By Claire Walla
If you lease a mooring space from Sag Harbor Village, and you only use it part-time, why not rent it out to transient boaters rather than let it sit vacant?
That’s the theory behind Ken Deeg’s business, which he has run out of the Sag Harbor for the past seven years. However, things are a little less laissez-faire this year.
After the Village of Sag Harbor voted to put a two-week restriction on the amount of time moorings can be used by anyone other than their primary permit holder, Deeg went west: to North Haven.
At a North Haven Village Board of Trustees meeting on Tuesday, May 1, Deeg stood before the board and requested a permit from the village to allow him to install an 800-pound mushroom mooring on the east side of North Haven, which would allow him to continue running his business without the restrictions imposed by Sag Harbor Village.
Deeg said he would charge transient boats $2 per foot, per night, and would not accept boats over 40 feet long.
“The cheapest dock in Sag Harbor is $4 a night,” he said. “I would reduce my rate for the launch for North Haven residents.”
Deeg explained that he’ll continue to run his business in Sag Harbor this season, but his attempts to expand into North Haven are the result of what he predicts will be a major loss in business.
With only two weeks available at each mooring space, not only will his income drop (Deeg estimated he would have been able to sub-lease at least twice that length of time), but more boaters passing through will be left without mooring options in Sag Harbor.
“I’m just trying to add another mooring for transient use,” he explained.
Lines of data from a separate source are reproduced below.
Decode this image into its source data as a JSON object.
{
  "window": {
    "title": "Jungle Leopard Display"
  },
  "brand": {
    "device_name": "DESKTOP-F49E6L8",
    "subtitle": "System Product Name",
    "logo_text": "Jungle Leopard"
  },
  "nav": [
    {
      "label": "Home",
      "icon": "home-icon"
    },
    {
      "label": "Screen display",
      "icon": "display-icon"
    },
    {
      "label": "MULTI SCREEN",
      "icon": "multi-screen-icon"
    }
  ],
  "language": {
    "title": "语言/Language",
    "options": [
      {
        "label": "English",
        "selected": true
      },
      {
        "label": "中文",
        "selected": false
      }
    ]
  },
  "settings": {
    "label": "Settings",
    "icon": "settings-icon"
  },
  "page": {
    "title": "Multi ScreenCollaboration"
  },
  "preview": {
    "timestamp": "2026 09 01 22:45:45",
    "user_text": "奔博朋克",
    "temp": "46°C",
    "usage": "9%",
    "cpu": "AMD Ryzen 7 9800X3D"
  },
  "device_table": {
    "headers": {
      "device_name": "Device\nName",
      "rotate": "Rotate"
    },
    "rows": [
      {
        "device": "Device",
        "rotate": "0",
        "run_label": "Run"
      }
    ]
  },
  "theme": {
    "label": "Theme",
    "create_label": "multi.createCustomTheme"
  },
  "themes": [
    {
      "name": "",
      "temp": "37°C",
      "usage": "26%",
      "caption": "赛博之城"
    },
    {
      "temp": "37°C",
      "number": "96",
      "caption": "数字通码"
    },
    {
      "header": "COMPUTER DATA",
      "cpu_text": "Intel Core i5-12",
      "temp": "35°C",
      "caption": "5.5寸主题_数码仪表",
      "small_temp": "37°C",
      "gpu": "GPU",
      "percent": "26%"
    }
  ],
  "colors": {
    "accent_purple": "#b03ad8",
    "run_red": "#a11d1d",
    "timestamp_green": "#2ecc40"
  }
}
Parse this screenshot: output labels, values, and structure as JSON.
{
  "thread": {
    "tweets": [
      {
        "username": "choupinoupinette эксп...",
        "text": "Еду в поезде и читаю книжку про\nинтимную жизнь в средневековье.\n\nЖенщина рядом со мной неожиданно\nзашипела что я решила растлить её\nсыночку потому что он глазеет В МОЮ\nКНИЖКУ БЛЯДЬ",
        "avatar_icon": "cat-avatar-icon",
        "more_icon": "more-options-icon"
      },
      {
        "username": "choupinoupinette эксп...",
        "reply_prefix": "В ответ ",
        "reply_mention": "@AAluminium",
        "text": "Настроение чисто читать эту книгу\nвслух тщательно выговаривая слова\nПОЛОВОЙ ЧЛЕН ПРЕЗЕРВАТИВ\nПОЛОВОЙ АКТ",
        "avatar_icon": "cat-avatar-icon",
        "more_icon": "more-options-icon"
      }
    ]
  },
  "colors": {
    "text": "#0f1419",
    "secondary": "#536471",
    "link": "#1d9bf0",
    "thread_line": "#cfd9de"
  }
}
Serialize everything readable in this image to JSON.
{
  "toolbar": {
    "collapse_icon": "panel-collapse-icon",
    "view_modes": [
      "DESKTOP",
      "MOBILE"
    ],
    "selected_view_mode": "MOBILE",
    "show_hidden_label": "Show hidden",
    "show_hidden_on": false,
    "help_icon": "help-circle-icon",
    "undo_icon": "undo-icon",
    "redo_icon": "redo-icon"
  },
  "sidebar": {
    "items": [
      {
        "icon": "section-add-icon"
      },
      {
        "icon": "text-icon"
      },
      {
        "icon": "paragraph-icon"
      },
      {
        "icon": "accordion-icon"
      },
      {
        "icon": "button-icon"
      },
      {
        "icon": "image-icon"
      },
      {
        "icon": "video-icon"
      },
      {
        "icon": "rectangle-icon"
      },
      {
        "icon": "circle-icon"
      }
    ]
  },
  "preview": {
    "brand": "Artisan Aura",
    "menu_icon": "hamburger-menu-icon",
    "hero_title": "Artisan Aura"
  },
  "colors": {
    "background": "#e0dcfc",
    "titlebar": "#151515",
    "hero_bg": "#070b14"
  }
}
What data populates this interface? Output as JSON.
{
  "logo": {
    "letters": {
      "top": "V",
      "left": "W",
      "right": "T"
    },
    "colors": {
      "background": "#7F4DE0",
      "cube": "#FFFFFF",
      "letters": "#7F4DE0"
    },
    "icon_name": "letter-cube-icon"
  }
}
Without it, he added, “I’m going to end up turning a lot of people away. There are going to be a lot of empty [moorings].”
Deeg, who has been in negotiations with Sag Harbor village officials and its harbor master all winter, said the decision to limit the amount of time mooring spaces can be sub-leased to transient boaters was made in an effort to prevent mooring holders from hanging onto their moorings during years in which they’re not being used by the principal lease holder.
“[The village] doesn’t want people to make enough money [through sub-leasing their moorings] to cover the cost of their mooring permit,” Deeg explained, adding that there’s currently a long waiting list for mooring space.
Board members said they needed time to discuss the proposition and browse insurance documents, but would re-visit the issue at their next meeting.
Deeg admitted boaters would probably prefer to be on the Sag Harbor side of the bay, “but if this is the only option, this is the only option.”